Eolo

“Bir sonsuzluk sofrası gibi açılır doğa,” der şair Sabri Altınel bir şiirinde. Bu dizeyi ben nasıl mı okurum? Bir çocuğun yaratıcılığını, hayal gücünü, zekâsını, empati gelişimini şekillendiren; yani bir çocuğun karakterini kurgulayan onun yaşam alanında gördüğü varlıkların çeşitliliğidir.

Doğa ise sonsuz zenginliğini, biyolojik çeşitliliğini bakanın gözlerinin önüne serer. Ruhu besleyen bir sofra kuruludur doğada. Tabii önce toprağa yakınlaşmak, yeryüzüne dokunmak, dallara tutunmak, yaprakların içinde yuvarlanmak, doğaya kulak vererek yürümek, ormanları keşfetmek gerekir. Doğanın zenginliğini özümsemek uçan, sıçrayan, zıplayan her canlıya dikkatini vermeyi gerektirir…

Nasıl ki bir evde, bir ailede kitap okuyan tek bir yetişkin, yokken o ailedeki çocuklardan kitap okumalarını beklemek gülünçse; o ailede doğayla bağı güçlü bir yetişkin yoksa, ailedeki çocukların doğayla aralarının iyi olmasını beklemek de o kadar anlamsız. Çocuklara doğa bilinci kazandırmaktan söz ederken, aklımıza kazımamız gereken ilk mesele bu. Doğada çocuklarla “birlikte” olmak… Doğayı anlamak içinse ilk danışmanımız elbette kitaplar.

Çocuklara doğaya bakmayı, doğayı sevmeyi, korumayı öğretemeyiz. Oysa çözüm çok kolay. Doğanın bir parçası olduğunu benimsemek için çocukların doğada olması yeterli. Dünyanın kaybettiklerine, gezegenimizin başına gelen felaketlere değil, dünyanın güzelliklerine dair ilgisi ve merakı uyanmalı. Doğanın kendi kendisini nasıl iyileştirebildiğine, canlıların yeni iklim şartlarına nasıl uyum sağlayabildiklerine, karbon ayak izimizi azaltmanın mümkün olabildiğine, evlerimizdeki atıkları azaltmanın ne kadar eğlenceli olabileceğine, yaşadığımız şehirdeki ormanların, sulak alanların, hatta evimizin arkasındaki çayırın, sokağımızın sonundaki parkın, penceremizin yüzünü döndüğü ağacın sahip olduğu doğal zenginliğine dikkat çekmeyi tercih etmeliyiz; kaygılandıran gerçeklere değil.

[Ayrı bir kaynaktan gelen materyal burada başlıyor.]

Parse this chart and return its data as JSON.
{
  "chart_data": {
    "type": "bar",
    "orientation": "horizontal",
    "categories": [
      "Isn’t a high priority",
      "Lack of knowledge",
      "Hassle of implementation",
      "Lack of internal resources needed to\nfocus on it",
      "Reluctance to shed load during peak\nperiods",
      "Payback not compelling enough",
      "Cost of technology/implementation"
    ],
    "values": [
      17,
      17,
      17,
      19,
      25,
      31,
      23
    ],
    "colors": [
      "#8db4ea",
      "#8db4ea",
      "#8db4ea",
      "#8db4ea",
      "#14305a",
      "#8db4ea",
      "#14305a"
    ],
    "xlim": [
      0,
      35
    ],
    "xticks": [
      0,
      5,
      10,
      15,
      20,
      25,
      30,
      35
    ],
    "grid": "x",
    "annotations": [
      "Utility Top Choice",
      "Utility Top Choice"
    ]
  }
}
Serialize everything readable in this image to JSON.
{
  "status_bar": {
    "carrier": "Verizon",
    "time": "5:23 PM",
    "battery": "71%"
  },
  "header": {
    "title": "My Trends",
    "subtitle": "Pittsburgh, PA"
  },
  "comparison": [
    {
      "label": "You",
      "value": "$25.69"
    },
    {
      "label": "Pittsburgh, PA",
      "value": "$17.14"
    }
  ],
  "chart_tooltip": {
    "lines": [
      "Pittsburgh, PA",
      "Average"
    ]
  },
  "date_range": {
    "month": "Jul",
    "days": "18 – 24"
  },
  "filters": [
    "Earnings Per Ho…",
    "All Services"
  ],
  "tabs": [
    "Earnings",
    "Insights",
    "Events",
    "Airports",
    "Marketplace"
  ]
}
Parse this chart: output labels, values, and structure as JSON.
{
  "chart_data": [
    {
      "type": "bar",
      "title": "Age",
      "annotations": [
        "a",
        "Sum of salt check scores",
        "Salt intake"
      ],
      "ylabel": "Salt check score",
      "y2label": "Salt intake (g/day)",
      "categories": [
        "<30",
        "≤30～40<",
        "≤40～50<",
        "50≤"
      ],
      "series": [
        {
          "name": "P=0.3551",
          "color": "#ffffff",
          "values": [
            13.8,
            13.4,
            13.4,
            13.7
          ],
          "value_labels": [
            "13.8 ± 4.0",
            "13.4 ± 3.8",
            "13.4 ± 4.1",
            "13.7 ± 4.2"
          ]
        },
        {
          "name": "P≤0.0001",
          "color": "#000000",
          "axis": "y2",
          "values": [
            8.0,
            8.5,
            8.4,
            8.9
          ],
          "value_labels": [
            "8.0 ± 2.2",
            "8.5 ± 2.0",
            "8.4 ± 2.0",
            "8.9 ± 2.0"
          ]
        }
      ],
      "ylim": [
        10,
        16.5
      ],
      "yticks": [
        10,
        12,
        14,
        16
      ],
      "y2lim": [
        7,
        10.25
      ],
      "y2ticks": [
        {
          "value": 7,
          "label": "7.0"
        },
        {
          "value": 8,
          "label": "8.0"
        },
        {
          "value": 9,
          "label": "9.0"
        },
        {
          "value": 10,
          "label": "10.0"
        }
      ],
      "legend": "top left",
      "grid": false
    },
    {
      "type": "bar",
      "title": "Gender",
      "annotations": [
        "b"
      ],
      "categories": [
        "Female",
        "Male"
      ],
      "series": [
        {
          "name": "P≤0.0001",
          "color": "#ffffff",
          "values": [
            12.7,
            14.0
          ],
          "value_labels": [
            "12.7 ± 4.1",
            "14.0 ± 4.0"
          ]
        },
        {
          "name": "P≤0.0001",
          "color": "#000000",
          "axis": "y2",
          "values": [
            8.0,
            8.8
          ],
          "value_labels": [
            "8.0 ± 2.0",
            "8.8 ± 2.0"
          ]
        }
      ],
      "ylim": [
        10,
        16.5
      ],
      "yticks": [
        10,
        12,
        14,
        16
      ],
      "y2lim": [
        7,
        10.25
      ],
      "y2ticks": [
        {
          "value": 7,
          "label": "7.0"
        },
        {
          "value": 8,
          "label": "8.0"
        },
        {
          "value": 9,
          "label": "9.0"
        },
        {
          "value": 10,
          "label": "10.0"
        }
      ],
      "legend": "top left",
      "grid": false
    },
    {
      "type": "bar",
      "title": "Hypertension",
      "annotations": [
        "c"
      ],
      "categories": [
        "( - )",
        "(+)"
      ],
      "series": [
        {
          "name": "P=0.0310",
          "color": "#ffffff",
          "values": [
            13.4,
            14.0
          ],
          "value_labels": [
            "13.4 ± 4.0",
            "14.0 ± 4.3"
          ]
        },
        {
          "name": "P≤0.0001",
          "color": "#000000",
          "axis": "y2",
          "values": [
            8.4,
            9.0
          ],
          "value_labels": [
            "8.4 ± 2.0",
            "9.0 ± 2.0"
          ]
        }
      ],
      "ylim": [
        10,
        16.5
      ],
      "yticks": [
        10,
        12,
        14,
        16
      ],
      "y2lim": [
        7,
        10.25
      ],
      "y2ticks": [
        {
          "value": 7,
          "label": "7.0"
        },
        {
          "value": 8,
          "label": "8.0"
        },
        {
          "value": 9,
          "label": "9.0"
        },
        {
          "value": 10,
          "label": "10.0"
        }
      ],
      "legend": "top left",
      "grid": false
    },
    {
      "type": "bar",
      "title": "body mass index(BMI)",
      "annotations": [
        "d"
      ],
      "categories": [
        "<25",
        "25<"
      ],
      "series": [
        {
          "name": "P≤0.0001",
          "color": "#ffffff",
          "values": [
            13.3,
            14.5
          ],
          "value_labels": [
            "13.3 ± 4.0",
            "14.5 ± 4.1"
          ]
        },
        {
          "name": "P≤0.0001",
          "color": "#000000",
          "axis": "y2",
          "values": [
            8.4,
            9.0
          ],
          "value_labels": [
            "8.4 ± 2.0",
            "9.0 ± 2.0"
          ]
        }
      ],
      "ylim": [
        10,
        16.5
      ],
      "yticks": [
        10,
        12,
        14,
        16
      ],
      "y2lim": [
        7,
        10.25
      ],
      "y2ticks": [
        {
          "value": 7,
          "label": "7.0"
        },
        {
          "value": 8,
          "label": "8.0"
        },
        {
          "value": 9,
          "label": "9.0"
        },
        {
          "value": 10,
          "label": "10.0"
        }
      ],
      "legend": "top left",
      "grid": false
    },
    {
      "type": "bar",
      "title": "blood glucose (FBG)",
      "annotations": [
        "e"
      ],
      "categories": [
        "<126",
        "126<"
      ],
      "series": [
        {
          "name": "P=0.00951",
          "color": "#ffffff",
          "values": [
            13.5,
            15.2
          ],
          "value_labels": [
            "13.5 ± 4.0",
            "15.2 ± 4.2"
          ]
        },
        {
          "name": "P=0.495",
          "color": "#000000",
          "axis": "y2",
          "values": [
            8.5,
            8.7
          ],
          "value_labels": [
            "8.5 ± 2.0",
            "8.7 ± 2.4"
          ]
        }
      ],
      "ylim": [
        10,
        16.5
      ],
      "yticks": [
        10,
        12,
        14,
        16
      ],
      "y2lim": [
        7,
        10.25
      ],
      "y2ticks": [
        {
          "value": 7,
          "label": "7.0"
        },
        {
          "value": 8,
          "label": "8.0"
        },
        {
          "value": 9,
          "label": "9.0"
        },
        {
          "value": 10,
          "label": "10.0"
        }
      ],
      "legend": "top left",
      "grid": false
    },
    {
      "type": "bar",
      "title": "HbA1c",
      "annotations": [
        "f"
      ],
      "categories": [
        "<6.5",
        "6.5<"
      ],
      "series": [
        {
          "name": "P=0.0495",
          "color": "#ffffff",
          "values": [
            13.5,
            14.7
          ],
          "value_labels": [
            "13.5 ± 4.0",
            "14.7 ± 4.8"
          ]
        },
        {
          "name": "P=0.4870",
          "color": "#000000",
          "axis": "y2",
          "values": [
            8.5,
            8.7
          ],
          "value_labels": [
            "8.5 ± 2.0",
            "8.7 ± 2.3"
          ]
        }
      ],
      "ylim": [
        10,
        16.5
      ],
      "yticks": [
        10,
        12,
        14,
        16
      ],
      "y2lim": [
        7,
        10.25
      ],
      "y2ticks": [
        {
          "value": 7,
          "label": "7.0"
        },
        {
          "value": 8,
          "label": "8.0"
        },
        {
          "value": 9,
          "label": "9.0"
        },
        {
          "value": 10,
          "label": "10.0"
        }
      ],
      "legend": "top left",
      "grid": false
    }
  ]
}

Halbuki yaban dünyası ile medeni dünya arasındaki mesafe sandığımız kadar da uzak değil. Mevcut doğal alanları, kentsel gelişim yüzünden daralsa da bu daraşık şehirlerin göbeğinde de ekolojik zenginliğiyle bir gideni, yine çağıran korular, ormanlar, sulak alanlar, parklar mevcut. Çocukların içinde, doğuştan mevcut olan biyofiliyi geri kazanmak için doğadan eksik, mahrum kalmamak için yapılacak tek şey, hafta sonları ailecek bu doğal alanlarda zaman geçirmek. Örneğin, bir sulak alanda yapılan piknik sonrası, su kuşlarıyla ilgili bir hikâye okuyarak, doğayı eve taşımak ve doğayı, doğayı anlatan kitaplarla desteklemek.